Slogans painted on rural village walls narrate 40 years of change
Roaming around the countryside in central China’s Henan Province, one will surely be greeted by slogans painted on village walls.
As the national crackdown on criminal gangs gained momentum, Ma Liubin, 68, began busily painting the walls in his village at the start of this year.
Born in Dama County, Ma has been interested in Chinese calligraphy since his childhood and been painting slogans on walls for almost five decades.
“All of these are the courtyard walls of villagers. I always tell them before I come to paint, and they are all supportive of my voluntary work,” said Ma.
Villages have often adopted the practice of painting slogans on walls to document milestone moments since the founding of the People’s Republic of China in 1949, creating a unique cultural scenery in rural areas.
“The slogan is like a mirror reflecting the social mores and political language of the times. It is history on the walls. The villagers learn about the political climate at that time through the slogans,” said Lang Junli, deputy Party secretary of Henan’s Weishi County.
Another slogan painter, 60-year-old Bu Xiansheng from Weishi, still remembers the day he painted the famous slogan, “Practice is the sole criterion for testing truth” in boldface.
In 1978, the slogan, which aimed to emancipate Chinese people’s minds, ignited a nationwide debate, and later helped lay the ideological foundation for the country’s reform and opening-up.
It was the last day of the summer harvest when Bu painted the sentence, “Keep your crop surplus after you fulfill state and local commune quotas” on the walls in the late 1970s. A crowd of avid villagers awaited behind him to see the slogan.
In the early 1980s, under the household contract responsibility system that replaced the collective labor and meal in People’s Commune, the land was leased to farmers, and each household was required to return a proportional amount of grain to the government.
The most written-about slogans in Bu’s memory, however, are those about the one-child policy, such as, “All couples should have one child only.”
“We painted about family planning, a basic national policy, on the walls for over 30 years,” said Liu Guozhan, 62, former curator of a local culture center in Weishi County.
By the early 1990s, a series of slogans that discourage gender discrimination toward newborn babies had been painted, which helped change the mindset of male preference in rural areas, according to Liu.
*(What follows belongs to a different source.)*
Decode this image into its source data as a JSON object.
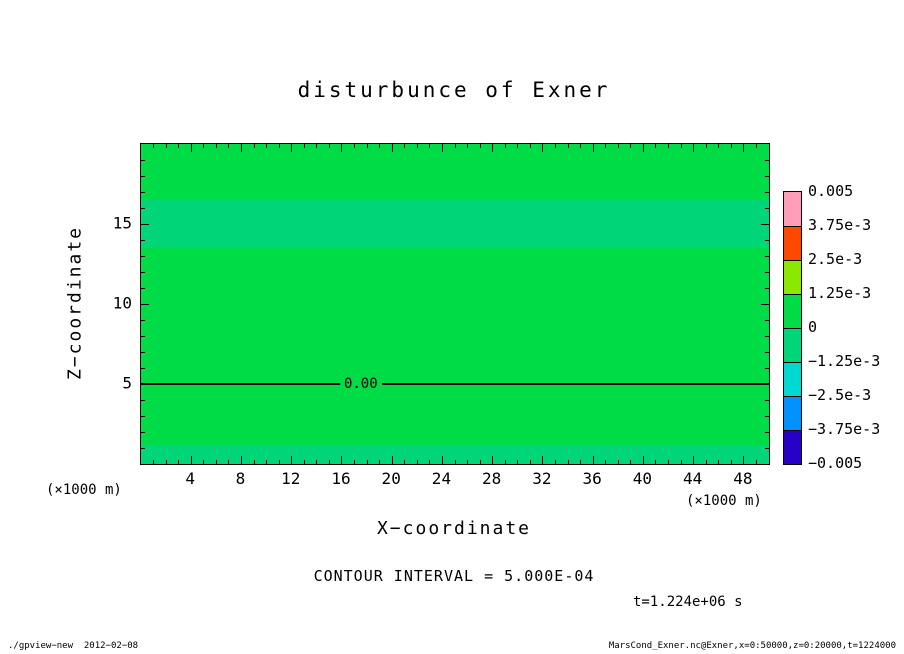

In recent years, catchphrases that advocate tackling poverty emerged, encouraging villagers to earn a well-off life through hard work, instead of merely depending on government subsidies, said Bu.
Since the early 1990s, commercial advertisements for shopping malls, car dealers and insurance firms began showing up on walls as businesses flocked to the rural market.
“At the beginning, commercial ads promoting household appliances, including refrigerators, color televisions and washing machines, were mainstream. Recently, there have been more ads for cars and houses, and especially for e-commerce sites like Taobao,” said Ma.
Statistics show that the number of advertisements for agricultural products dropped from around three quarters in 2011 to no more than one tenth, while ads for automobiles saw a sharp increase from 3 percent to over 20 percent. E-commerce ads now account for more than 40 percent.